Despite announcing quarantine plans, a government decision to allow people quarantining to leave their hotel rooms once a day for exercise, has been questioned. Under the quarantine model in Australia, this is not allowed.
According to official UK government guidance for the hotel quarantine plan, those quarantining will be permitted to leave their rooms for exercise ‘only with special permission from hotel staff or security.’ ‘This is not a guarantee’, the guidance adds.
Health officials have said that each hotel will be issued with detailed guidance on how to handle quarantining in a COVID-secure way, based on public health input, stating that corridors and other communal areas must provide proper ventilation.
Visiting professor of public health at Bristol University and a member of the Independent Sage group of scientists, Gabriel Scally, said: “Much will depend on how well staff can operate any exercise system safely.”
“Obviously, the gold standard would be everybody staying in their rooms all the time, and anything other than that, obviously, increases the risk. It is a system that relies upon obsessive detail,” Scally added.
Not without risk
However, Scally warned that keeping people in hotel rooms is not without its risks, highlighting Australia as an example, where it’s understood that coronavirus has spread between travellers when two people opened room doors across a corridor at the same time, to receive meals.
Scally said: “Every little thing all adds up together, every little additional risk is an additive risk: their transport to the hotel, how they get moved through the hotel to the rooms, all of that sort of thing.”
“Like most custodial places, whether prisons or hospitals, if you get the virus into a place where people are confined in relatively small places in large numbers, it can be devastating,” Scally added.

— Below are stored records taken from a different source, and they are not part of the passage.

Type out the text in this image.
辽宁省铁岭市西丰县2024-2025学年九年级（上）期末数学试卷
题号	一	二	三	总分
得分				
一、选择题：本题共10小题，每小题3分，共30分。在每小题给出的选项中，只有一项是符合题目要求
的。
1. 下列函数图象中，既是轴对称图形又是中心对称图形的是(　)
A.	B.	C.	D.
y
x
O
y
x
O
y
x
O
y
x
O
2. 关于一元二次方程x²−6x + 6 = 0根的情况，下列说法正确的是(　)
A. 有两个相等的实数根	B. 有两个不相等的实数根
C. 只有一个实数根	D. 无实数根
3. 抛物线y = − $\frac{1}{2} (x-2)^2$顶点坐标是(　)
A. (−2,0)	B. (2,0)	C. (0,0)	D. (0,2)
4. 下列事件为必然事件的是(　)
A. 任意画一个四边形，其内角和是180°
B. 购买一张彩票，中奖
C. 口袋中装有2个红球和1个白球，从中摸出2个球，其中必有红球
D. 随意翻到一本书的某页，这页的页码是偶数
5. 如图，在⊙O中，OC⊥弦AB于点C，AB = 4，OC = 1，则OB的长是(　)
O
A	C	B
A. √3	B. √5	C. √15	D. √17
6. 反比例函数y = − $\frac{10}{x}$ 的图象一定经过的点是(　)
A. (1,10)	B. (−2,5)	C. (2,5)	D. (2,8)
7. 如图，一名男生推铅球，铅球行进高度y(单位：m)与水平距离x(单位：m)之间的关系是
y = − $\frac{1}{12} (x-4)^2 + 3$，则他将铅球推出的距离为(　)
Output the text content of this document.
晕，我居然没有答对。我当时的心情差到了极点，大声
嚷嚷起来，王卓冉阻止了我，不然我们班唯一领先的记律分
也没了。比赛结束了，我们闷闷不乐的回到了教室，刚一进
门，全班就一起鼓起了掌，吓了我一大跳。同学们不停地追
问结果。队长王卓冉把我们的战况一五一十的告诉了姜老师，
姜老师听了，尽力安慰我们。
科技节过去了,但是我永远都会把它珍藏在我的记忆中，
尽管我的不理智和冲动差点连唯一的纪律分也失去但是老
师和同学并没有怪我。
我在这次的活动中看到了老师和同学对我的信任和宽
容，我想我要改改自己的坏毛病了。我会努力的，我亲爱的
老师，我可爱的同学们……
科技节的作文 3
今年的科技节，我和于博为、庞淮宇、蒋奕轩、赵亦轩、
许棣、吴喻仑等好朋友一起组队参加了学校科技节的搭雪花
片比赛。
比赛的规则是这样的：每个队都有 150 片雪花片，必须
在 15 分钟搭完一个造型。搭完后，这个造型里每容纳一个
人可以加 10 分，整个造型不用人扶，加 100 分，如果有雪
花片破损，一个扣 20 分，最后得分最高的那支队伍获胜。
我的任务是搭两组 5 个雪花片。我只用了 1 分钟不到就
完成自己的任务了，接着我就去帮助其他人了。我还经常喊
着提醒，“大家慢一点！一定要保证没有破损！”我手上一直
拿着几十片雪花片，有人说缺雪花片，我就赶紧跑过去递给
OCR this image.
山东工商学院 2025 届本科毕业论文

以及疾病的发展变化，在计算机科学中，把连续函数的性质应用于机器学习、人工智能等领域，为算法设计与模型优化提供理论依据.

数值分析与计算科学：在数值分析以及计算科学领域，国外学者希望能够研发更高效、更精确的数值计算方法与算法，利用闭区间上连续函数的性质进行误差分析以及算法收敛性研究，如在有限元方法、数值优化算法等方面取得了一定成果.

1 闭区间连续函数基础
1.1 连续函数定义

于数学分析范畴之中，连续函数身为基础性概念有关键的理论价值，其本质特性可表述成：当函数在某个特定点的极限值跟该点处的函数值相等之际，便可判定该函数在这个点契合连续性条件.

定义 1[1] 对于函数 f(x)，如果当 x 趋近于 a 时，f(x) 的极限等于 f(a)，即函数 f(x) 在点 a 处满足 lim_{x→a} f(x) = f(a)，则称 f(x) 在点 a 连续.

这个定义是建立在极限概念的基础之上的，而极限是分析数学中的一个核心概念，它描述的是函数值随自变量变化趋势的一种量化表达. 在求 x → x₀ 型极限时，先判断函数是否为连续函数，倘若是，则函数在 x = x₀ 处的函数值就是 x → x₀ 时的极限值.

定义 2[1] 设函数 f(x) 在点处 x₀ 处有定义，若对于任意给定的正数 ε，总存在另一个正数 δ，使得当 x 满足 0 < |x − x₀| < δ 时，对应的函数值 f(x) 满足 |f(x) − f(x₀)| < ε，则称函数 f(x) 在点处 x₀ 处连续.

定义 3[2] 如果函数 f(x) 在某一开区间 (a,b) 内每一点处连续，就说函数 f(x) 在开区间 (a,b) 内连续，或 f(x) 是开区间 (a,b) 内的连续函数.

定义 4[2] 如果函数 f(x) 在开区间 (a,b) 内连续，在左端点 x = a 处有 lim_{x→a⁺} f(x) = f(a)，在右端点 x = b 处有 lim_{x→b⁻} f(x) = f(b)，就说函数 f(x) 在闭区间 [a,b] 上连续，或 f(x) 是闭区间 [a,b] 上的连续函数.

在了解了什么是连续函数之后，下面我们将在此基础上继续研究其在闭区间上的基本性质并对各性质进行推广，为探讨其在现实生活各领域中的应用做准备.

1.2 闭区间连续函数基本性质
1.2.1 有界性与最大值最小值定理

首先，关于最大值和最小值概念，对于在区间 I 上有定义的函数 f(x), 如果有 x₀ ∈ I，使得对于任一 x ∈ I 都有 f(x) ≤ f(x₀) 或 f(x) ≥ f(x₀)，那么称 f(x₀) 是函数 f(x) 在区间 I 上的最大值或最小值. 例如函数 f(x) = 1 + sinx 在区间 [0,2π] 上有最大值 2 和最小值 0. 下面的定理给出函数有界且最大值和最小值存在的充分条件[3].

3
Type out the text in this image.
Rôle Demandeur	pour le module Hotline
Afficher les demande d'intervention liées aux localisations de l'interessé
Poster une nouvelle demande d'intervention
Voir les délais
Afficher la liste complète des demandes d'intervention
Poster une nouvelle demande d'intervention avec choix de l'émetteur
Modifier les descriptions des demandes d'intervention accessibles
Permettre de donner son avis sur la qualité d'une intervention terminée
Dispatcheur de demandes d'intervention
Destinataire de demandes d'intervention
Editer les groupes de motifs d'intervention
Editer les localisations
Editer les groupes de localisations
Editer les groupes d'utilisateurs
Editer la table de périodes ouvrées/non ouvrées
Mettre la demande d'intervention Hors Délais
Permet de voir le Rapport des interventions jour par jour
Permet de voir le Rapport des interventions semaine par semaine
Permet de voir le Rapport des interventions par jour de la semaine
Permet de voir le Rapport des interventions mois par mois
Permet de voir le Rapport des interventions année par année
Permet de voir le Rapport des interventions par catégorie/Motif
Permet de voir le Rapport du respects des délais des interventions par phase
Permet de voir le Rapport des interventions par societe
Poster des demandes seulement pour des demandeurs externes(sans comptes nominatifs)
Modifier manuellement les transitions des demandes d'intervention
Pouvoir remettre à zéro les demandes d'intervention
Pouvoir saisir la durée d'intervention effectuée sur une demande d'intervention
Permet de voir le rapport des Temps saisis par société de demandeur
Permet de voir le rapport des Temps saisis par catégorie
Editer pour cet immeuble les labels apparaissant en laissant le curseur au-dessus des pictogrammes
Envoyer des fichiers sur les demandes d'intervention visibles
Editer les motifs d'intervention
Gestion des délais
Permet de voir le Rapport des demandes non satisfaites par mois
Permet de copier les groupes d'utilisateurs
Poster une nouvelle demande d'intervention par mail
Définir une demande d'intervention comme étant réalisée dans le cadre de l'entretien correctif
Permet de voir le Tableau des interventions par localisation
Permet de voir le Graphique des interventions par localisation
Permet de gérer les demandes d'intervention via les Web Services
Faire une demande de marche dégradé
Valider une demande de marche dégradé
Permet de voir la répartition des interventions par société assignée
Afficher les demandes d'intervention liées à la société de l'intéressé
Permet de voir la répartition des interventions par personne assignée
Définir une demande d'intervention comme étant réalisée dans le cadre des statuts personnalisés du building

A spokesperson for the Home Office said: “We are taking decisive action at the borders and every essential check – from pre-departure testing to the passenger locator form – will help prevent the importing of new coronavirus variants into the UK.”
“The new measures strengthen a regime that already includes a number of stringent rules: it is illegal to travel abroad for holidays and other leisure purposes, people need negative COVID tests before arriving in the UK, and we have strict travel bans in place for countries where there is a risk from known variants,” the spokesperson added.
The Home Office maintains that its staff are supported when it comes to applying to new guidance and that its constantly updated to reflect the ever-changing landscape with COVID-19.